My second point and third point means I can rewrite statements as I recurse and perform analysis.
Now the goal of my analysis and rewrite is the following:
(1) Determine which variables from an outer scope is written to or read from. Variables declared in my own scope are ignored, and we only need to understand the usage state of the first instance of a variable declared outside of my scope.

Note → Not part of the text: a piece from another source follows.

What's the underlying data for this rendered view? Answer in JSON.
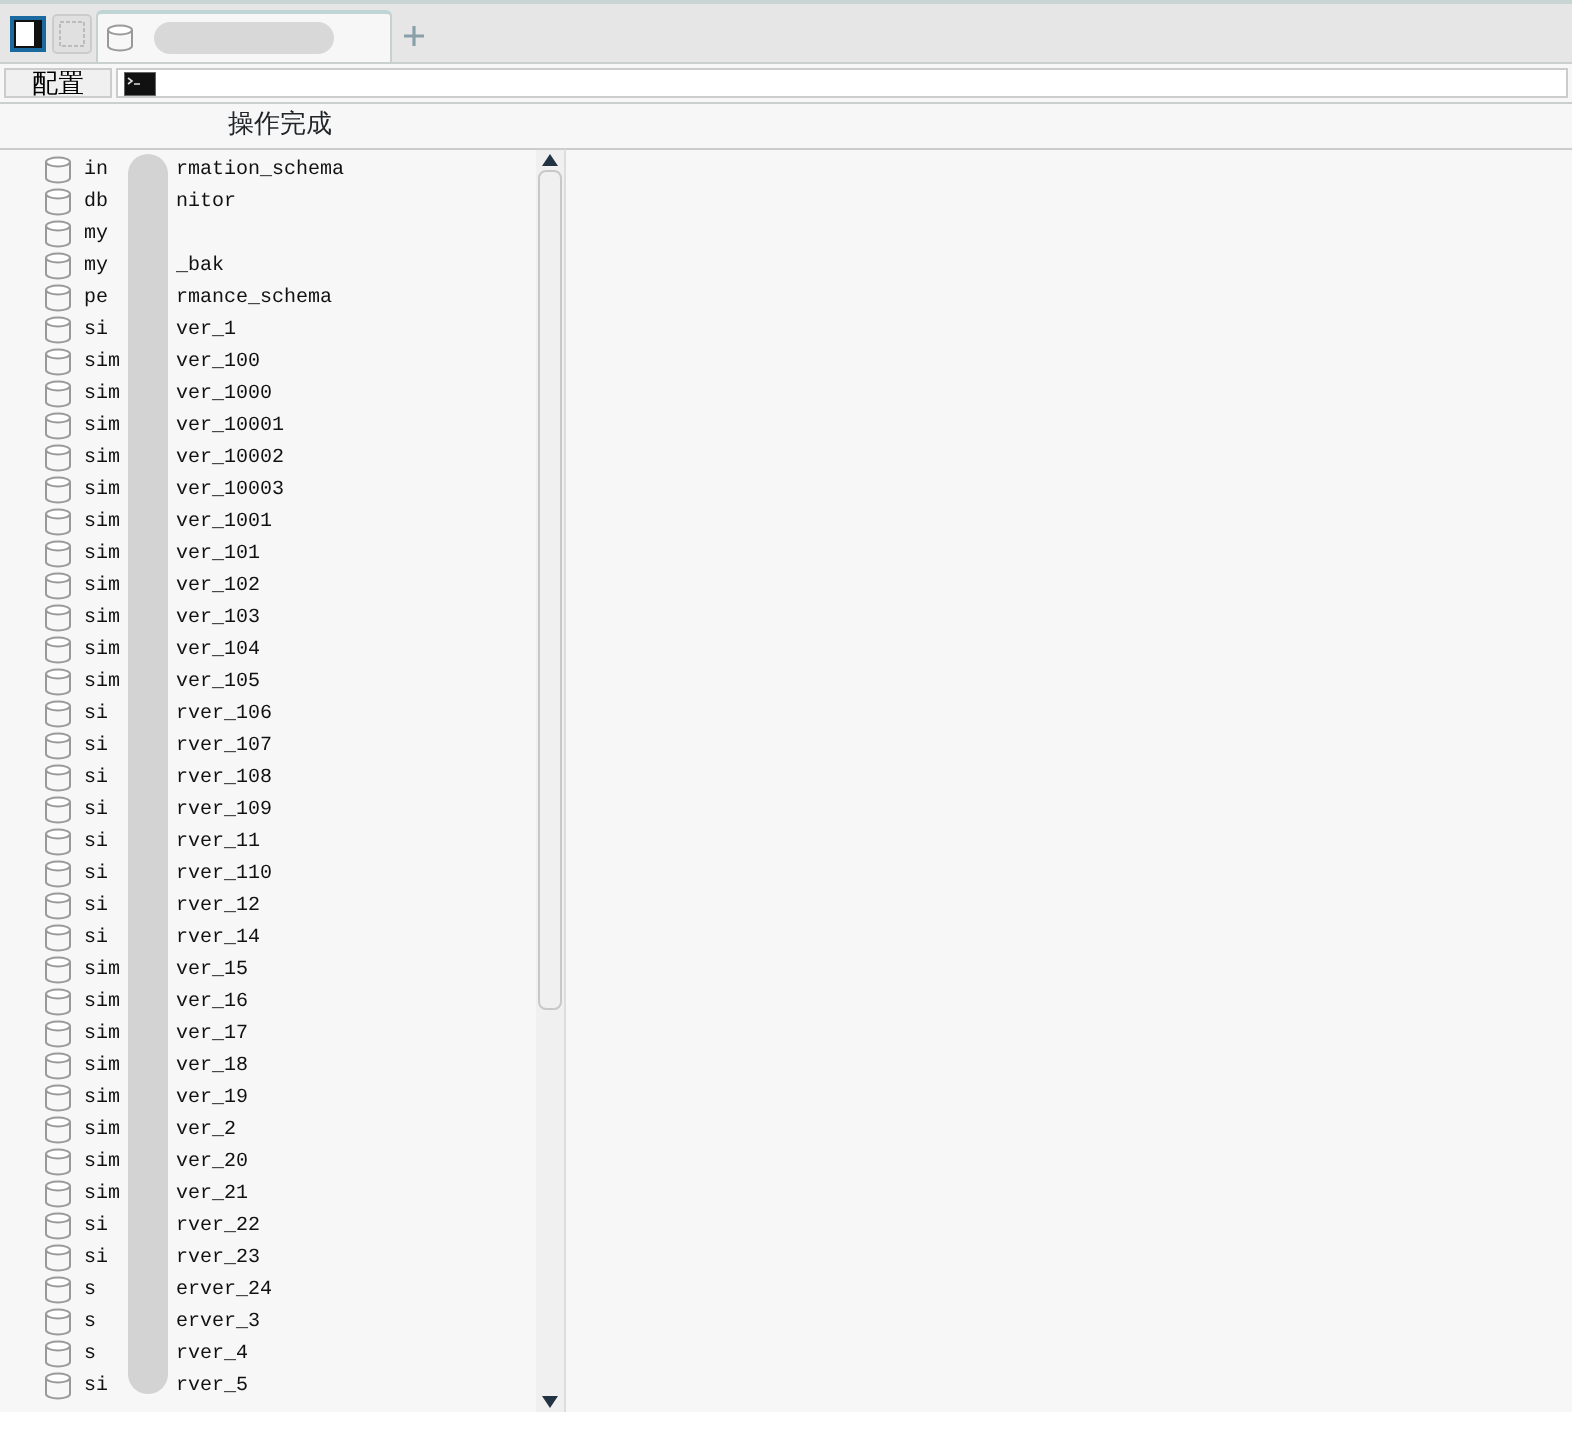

(2) We only need to determine if a variable is read from or written to; we do not need to track any other state.
So the state which I track as I recurse through the statements in my system is:
( local-scope usage )
where local-scope is a set of variables that have been declared in my local scope, and usage is a push-down stack of variables and their usage, as a pair of values–the first the variable name, the second a number 0 (declared but unused), 1 (read from) or 2 (written to).
For example, if we encounter the following declaration:
(let (a b c) ...)
Our state is:
((a b c) ((a 0) (b 0) (c 0)))
if, in an inner scope we encounter:
(let (c d e) ...)
our state is updated to
((d e a b c) ((c 0) (d 0) (e 0) (a 0) (b 0) (c 0)))
This means that inside if we encounter a lambda function, when it updates the usage, it only updates the usage of the variable in the usage list which is in our inner-most scope.
Meaning if we encounter the following inside our inner let:
(lambda (a) (set! c a))
First, note that we’re inside a lambda–a change of scope. So our state as we parse the contents of the lambda dumps the variables in local-scope list and replaces it with
((a) ((a 0) (c 0) (d 0) (e 0) (a 0) (b 0) (c 0)))
(Note that we push (a 0) on our usage stack because inside our lambda, the variable a has local scope.)
Next we examine the statements. We see a set!, and we examine c: since it is not in our local-scope we modify our state to show that our variable c is written. We only change the first item in the stack, since the variable c we’re interested in is in the inner scope:
((a) ((a 0) (c 2) (d 0) (e 0) (a 0) (b 0) (c 0)))
We also examine ‘a’, which is read from–but because it is inside the local-scope, we do not mark the usage of ‘a’.
Now our method we use to do this scanning ($$ScanUsage) returns a list of the variables in this inner scope which were found and modified; in our case, this is the list
On return, our inner let now sees the following:
((d e a b c) ((c 2) (d 0) (e 0) (a 0) (b 0) (c 0)))
We also get back the return value
(c), indicating that the variable c was modified in the inner scope of the lambda function.
The lambda function then can be modified for closure to pass in the variable found inside of it: our lambda above is rewritten in-place as:
($$closure (lambda (c a) (set! c a)) c)
Now on return we have our return value
(c), which we now examine against usage to see if the usage of the variable needs to be rewritten. Since in our usage list, the usage value is 2 (written to), we call another method $$RewriteWrite which recurses down and rewrites our closure to its final form:
($$closure (lambda (c a) ($$store c a)) c)
This also rewrites our inner let as:
(let ((c ($$wrap nil)) d e) ...)
That is, ‘c’ is rewritten as a list, initially initialized to
Our $$RewriteWrite method, of course, must examine each statement and if it is a declaration which masks the variable we are rewriting, we stop recursion at that point; the inner scope is another variable, albeit with the same name.
And discovering that scope in terms of our $$closure statement must take into account that the only variables in our lambda which are in the inner scope are those not in the parameter list of our $$closure statement.
Also note that our algorithm heavily leans on ‘rplaca’ and ‘rplacd’ to rewrite our statement rather than generating a new statement. This has implications about statements that may be generated and then later evaluated, where large parts of the code is contained in quote statements.
I believe this is an easier implementation in that the data structure being passed around is local to just the statement being examined, and is far simpler to understand than the older implementation. The code I have appears to correctly rewrite closure statements, though at this stage I haven’t finished testing yet.